Rounding out Graham’s week of walk-backs, Graham had told Axios he might consider impeachment if "Trump actually was engaging in a quid pro quo.” On Tuesday, Trump-appointed acting ambassador to Ukraine William B. Taylor Jr. detailed such a quid pro quo between Trump and the Ukrainian president trading military aid for political dirt. And Graham? He dismissed it as “hearsay.”
Former Obama national security adviser Susan Rice called Graham a “piece of [same s-word Graham used]” during a podcast interview this week. Rather than join Graham and Trump in public vulgarity, I prefer to think of Graham as the weakest man in Washington. For years, he imitated McCain’s maverick streak. But he was no maverick. After McCain’s death, Graham found himself a new father-figure.
Graham famously called Trump a “nut job” and a “jackass” during the 2016 campaign. But Graham calculated that avoiding a primary fight required him to become Trump’s golf buddy. Graham told the New York Times’s Mark Leibovich that his courtship of Trump was “to try to be relevant.” Instead, Lindsey O. Graham put the "O" in oleaginous.
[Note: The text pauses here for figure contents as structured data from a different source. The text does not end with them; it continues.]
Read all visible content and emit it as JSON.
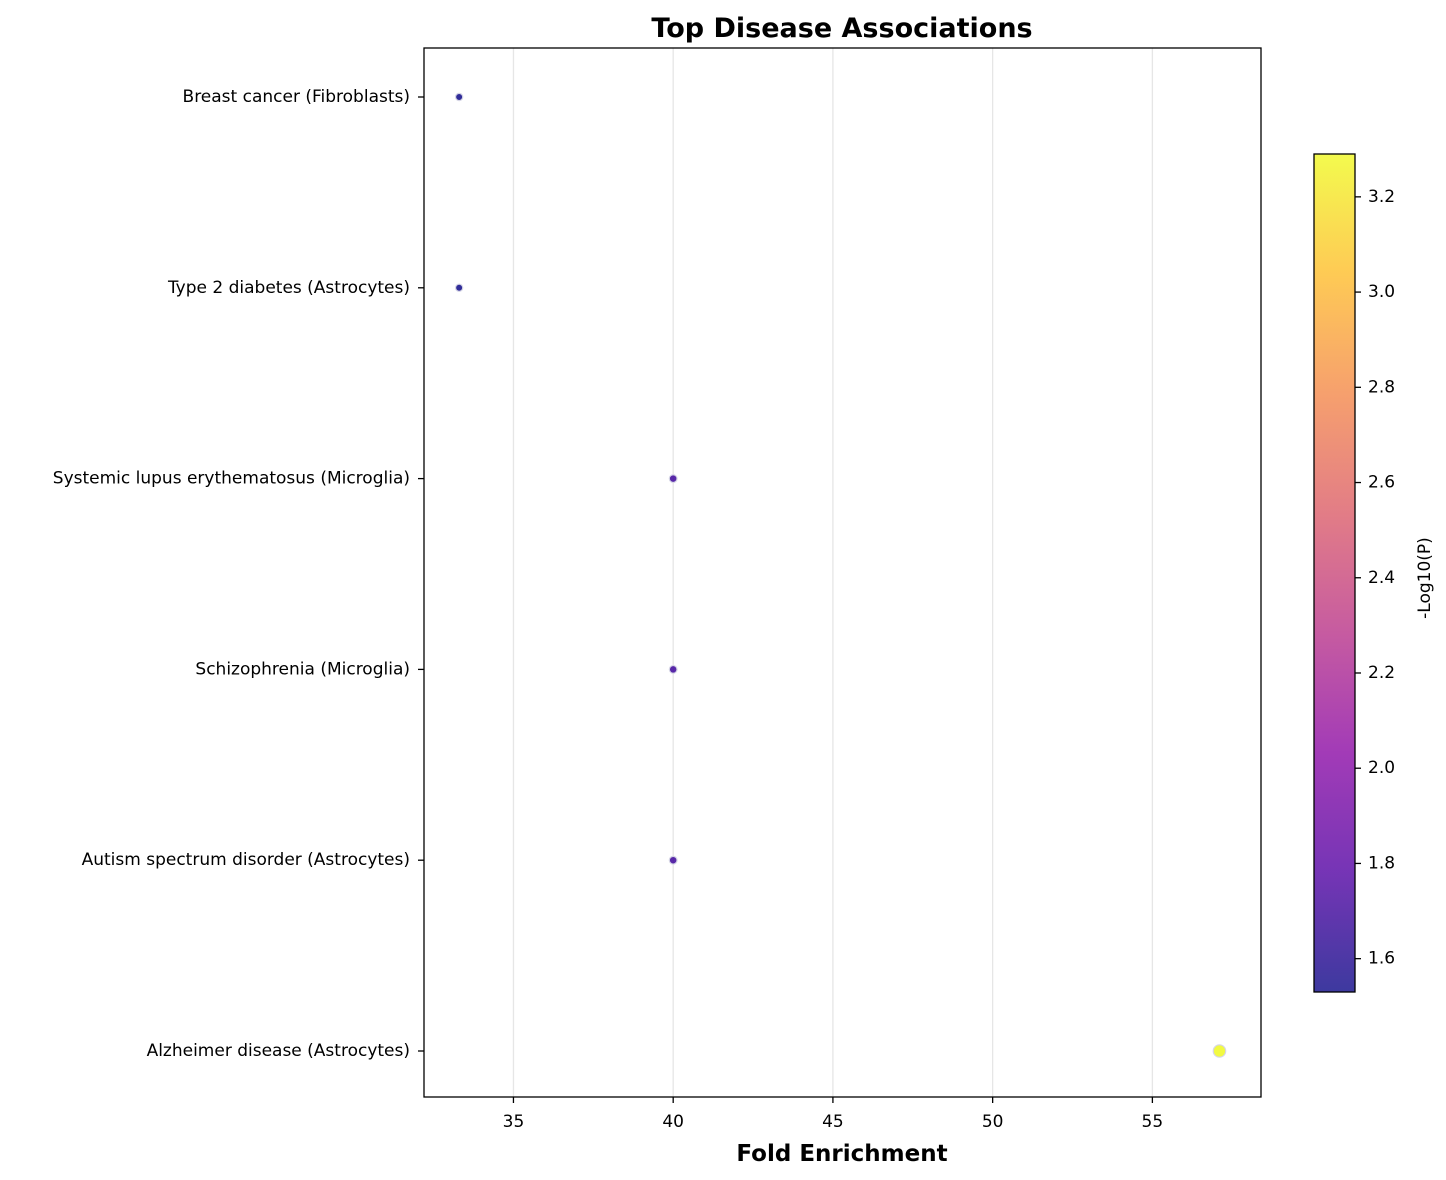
{
  "chart_data": {
    "type": "scatter",
    "title": "Top Disease Associations",
    "xlabel": "Fold Enrichment",
    "ylabel": "",
    "xlim": [
      32.2,
      58.4
    ],
    "xticks": [
      35,
      40,
      45,
      50,
      55
    ],
    "grid": "x",
    "categories": [
      "Breast cancer (Fibroblasts)",
      "Type 2 diabetes (Astrocytes)",
      "Systemic lupus erythematosus (Microglia)",
      "Schizophrenia (Microglia)",
      "Autism spectrum disorder (Astrocytes)",
      "Alzheimer disease (Astrocytes)"
    ],
    "points": [
      {
        "category": "Breast cancer (Fibroblasts)",
        "fold_enrichment": 33.3,
        "neg_log10_p": 1.53
      },
      {
        "category": "Type 2 diabetes (Astrocytes)",
        "fold_enrichment": 33.3,
        "neg_log10_p": 1.53
      },
      {
        "category": "Systemic lupus erythematosus (Microglia)",
        "fold_enrichment": 40.0,
        "neg_log10_p": 1.7
      },
      {
        "category": "Schizophrenia (Microglia)",
        "fold_enrichment": 40.0,
        "neg_log10_p": 1.7
      },
      {
        "category": "Autism spectrum disorder (Astrocytes)",
        "fold_enrichment": 40.0,
        "neg_log10_p": 1.7
      },
      {
        "category": "Alzheimer disease (Astrocytes)",
        "fold_enrichment": 57.1,
        "neg_log10_p": 3.29
      }
    ],
    "colorbar": {
      "label": "-Log10(P)",
      "range": [
        1.53,
        3.29
      ],
      "ticks": [
        1.6,
        1.8,
        2.0,
        2.2,
        2.4,
        2.6,
        2.8,
        3.0,
        3.2
      ],
      "colormap": "plasma",
      "colormap_stops": [
        "#0d0887",
        "#5302a3",
        "#8b0aa5",
        "#b83289",
        "#db5c68",
        "#f48849",
        "#febd2a",
        "#f0f921"
      ]
    }
  }
}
Graham played down his hawkish line on Iran after a Trump scolding. After the Mueller report came out, Graham used his Judiciary Committee chairmanship to echo Trump’s talking points and to spread falsehoods. Graham bravely promised there would be “holy hell to pay” if Trump fired Jeff Sessions as attorney general. Trump later fired Sessions; Graham defended it.
Now he’s walking back his impeachment views. Twenty years ago, as a Clinton impeachment manager, Graham said a president’s failure to comply with subpoenas was impeachable because it “took the power from Congress.” Now the Trump administration is ignoring subpoenas wholesale — and Graham is attacking the lawmakers who issued them.
In his Thursday news conference, Graham couldn’t quite bring himself to exonerate Trump: “I don’t want to comment on substance,” he said. “I’m not here to tell you that Donald Trump has done nothing wrong.” He merely raged against procedures, arguing, “The process in the House today, I think, is a danger to the future of the presidency.”
ABC News’s Terry Moran reminded him that during Watergate, lawmakers took depositions behind closed doors before there was an impeachment resolution, just as the House is doing now.
Graham did not dispute this.
CNN’s Ted Barrett reminded him that during the Clinton impeachment, House Republicans took private depositions before public hearings. “Why was it okay then and not now?”
“The inquiry itself became very public,” Graham replied.
And so will this one — leaving Graham looking foolish once more."